I understand the fear quotient from the imposing buildings and key clanging (and ALL the other 'asylum' noises - like the echoes you mention - that are the stuff of art, horror movies, nightmares &c, of course) but I suppose I'd worked in a bunch of regular hospitals beforehand and my radar was tweaked much more by the disturbed minds within rather than the accommodations.

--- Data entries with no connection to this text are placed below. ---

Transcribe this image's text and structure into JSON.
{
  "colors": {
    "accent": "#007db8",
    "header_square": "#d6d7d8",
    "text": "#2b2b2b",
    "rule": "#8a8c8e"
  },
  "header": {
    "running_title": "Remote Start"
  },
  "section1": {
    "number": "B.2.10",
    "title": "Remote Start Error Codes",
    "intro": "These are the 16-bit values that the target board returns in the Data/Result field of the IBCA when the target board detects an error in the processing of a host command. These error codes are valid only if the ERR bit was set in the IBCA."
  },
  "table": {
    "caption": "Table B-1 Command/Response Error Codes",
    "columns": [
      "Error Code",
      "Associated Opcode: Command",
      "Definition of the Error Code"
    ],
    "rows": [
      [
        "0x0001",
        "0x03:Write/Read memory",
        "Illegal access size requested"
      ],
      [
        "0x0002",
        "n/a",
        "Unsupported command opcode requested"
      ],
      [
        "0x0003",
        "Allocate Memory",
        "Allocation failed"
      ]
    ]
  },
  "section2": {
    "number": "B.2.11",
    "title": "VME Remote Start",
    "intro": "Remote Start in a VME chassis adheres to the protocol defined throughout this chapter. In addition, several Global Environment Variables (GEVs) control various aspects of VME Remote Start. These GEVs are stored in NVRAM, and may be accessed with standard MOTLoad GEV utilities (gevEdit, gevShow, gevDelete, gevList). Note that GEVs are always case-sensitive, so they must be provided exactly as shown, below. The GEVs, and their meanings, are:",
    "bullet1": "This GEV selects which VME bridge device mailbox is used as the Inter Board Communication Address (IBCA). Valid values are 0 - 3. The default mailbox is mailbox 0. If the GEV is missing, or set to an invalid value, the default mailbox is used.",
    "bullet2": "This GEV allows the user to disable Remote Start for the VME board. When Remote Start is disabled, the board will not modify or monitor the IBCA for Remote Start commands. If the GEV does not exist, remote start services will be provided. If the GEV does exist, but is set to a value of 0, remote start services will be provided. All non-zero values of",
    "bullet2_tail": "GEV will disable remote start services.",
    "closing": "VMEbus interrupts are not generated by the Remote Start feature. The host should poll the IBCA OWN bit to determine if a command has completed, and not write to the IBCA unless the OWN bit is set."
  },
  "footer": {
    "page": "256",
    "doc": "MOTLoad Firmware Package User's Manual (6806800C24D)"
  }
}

I arrived penniless and had to do some psych to get my nursing rego passed through so I was thrown in the deep end with the murderers-in-transit-to-Broadmoor, alcoholics in withdrawl and actively psychotic types in the Acute ward, an annexe outside the main building. I was in civvies too, so most people there thought I was a patient (not so bad a thing really).

Looking back, it remains a disturbed period of my life, despite fond memories of people and time away from work. The configuration of rooms and wards and staff-rooms and corridors fade into the background when conversations are about dissuading someone from cutting themselves or breaking the furniture or convincing a poor sod that his food isn't poisoned etc etc.

In my experience, despite the haphazard upkeep of hospitals (of all types) and funding problems and staffing shortages and all the rest of the logistics salted out from under best care initiatives, the vast majority of the people working in those places are trying very hard to do their best and I don't think as much "goes wrong" as could do. It's the nature of people to share and be alert to disasters and difficulties whereas the good work dominates and goes on silently, unseen.

Ben

It could be interesting to think about these institutions in relation to Foucault's Madness and Civilization:

http://en.wikipedia.org/wiki/Madness_and_Civilization

Jeff Donlan

They all look like airports to me. I think the spaciousness was part of the treatment. There was some expectation that nature and gardens and ease would help cure the mind. Or, they didn't know what else to try. Greystone was built in lovely wooded hills outside of Morristown. I rode by it any number of times, preferring the downhill trip but disproportionately taking the uphill one.

John F. Ptak

I can see them as airports, or older shopping malls, or even older arcades...mostly I see a biological sumpin' if I squint my eyes.

John F. Ptak

I've never felt particularly chummy with M. Foucault, but I can see your point. Thanks!

James McLaren

Hi,

I looked long and hard at the plan captioned Cane Hill, the Third Surrey County Pauper Lunatic Asylum, built 1882. I don't think the caption is right, for two reasons:

1. The dating is wrong (note the handwritten annotation top right, which says designed 1884-5.
2. There is a railway line in, captioned Branch from Midland Railway. The Midland Railway never operated lines in or near to Surrey.

Looking at Googlemaps satellite imagery, what I think you have is a plan of High Royds hospital, south of Leeds, which closed in 2003 and is progressively being remodelled into an urban village. High Royds' site was purchased in 1885 and it opened in 1888.